Retirement, Death, Disability. If a Participant’s employment is terminated because of retirement, death or disability, any Option held by the Participant shall remain outstanding and vest or become exercisable according to the
Option’s original terms. 
 4. Limited Interest. 
 a. The grant of the Option shall not be construed as giving Participant any interest other than as provided in this Agreement. 
 b. Participant shall have no rights as a Unit holder as a result of the grant of the Option, until the Option is exercised, the exercise price is paid, and the Units issued thereunder. 
 c. The grant of the Option shall not affect in any way the right or power of the Company to make or authorize any or all adjustments, recapitalizations,
reorganizations, or other changes in the Company’s or the Partnership’s capital structure or its business, or any merger, consolidation or business combination of the Company or the Partnership’s, or any issuance or modification of
any term, condition, or covenant of any bond, debenture, debt, preferred stock or other instrument ahead of or affecting the Units or the rights of the holders thereof, or the dissolution or liquidation of the Company or the Partnership, or any sale
or transfer of all or any part of its assets or business or any other act or proceeding of the Company or the Partnership, whether of a similar character or otherwise. 
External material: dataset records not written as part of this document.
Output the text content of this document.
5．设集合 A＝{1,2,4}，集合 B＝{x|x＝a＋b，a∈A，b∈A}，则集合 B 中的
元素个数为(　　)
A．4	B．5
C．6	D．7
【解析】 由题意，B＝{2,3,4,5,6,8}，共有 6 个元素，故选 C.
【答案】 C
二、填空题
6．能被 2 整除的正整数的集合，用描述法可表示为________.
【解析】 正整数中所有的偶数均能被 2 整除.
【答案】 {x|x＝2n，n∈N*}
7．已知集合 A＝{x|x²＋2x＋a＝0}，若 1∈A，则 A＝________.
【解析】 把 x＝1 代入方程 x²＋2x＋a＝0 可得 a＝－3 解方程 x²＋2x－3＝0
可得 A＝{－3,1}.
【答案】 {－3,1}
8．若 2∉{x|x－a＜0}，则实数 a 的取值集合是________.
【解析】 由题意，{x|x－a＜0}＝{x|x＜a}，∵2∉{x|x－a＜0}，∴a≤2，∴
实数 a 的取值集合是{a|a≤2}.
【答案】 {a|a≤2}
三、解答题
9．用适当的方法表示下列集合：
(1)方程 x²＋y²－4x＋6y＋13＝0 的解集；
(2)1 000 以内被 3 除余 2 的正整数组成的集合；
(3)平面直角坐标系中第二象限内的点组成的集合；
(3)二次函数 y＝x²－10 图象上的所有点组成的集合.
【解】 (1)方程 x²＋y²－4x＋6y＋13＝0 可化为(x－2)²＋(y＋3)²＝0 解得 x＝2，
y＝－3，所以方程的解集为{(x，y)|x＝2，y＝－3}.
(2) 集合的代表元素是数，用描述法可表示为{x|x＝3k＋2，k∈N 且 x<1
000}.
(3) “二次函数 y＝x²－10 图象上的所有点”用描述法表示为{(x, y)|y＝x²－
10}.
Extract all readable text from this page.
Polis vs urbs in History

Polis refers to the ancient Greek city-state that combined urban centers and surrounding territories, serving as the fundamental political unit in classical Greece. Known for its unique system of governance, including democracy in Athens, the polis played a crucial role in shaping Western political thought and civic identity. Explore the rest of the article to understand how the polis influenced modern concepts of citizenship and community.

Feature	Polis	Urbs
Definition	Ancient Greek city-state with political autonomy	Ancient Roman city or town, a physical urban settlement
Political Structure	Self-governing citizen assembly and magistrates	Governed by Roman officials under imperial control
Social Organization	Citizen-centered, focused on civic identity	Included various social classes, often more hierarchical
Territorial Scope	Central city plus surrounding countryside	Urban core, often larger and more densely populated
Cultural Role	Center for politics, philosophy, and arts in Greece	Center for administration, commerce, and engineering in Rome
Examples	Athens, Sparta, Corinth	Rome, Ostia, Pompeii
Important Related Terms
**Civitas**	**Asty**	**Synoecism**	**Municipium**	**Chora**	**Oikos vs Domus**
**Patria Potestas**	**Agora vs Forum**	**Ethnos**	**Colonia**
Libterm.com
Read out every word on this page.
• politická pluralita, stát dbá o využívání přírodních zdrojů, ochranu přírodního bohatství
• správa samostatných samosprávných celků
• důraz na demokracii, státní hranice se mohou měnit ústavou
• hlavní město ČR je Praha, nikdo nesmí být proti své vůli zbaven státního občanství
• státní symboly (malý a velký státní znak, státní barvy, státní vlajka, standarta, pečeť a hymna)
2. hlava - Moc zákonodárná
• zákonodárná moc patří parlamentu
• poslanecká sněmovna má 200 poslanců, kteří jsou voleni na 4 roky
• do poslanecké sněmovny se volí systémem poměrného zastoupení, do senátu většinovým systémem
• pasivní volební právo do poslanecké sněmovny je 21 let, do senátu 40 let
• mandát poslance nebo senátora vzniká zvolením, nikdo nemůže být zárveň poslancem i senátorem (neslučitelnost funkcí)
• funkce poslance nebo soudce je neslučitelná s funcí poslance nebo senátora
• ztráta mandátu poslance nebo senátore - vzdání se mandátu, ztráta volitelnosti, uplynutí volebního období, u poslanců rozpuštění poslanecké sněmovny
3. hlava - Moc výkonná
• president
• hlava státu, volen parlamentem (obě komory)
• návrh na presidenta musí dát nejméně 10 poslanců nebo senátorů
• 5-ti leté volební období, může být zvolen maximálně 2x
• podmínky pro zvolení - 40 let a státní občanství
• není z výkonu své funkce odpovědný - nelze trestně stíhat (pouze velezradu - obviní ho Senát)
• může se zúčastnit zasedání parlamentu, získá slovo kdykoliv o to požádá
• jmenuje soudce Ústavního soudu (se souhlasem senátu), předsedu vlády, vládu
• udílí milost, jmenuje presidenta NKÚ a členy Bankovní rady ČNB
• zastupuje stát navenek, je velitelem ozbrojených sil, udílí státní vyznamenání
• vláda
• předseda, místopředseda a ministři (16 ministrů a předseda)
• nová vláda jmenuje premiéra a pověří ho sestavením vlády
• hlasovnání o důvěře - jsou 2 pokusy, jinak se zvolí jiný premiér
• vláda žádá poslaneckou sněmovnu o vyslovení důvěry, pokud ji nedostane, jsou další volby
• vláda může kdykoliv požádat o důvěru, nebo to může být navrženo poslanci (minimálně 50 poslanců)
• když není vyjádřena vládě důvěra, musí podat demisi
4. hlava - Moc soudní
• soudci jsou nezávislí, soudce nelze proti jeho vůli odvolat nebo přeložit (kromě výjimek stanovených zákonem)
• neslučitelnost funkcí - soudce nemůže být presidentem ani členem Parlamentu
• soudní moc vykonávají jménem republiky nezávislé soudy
 5. Incorporation by Reference. The terms of the Plan, as amended, to the extent not stated herein are expressly incorporated herein by reference and in the event of any conflict between this Agreement and the
Plan, the Plan shall govern. 

 6. Direct Registration. Participant agrees that in lieu of stock certificates, any Units issuable
in connection with the exercise of the Options may be issued in uncertificated form pursuant to the Direct Registration Service of the Partnership’s transfer agent.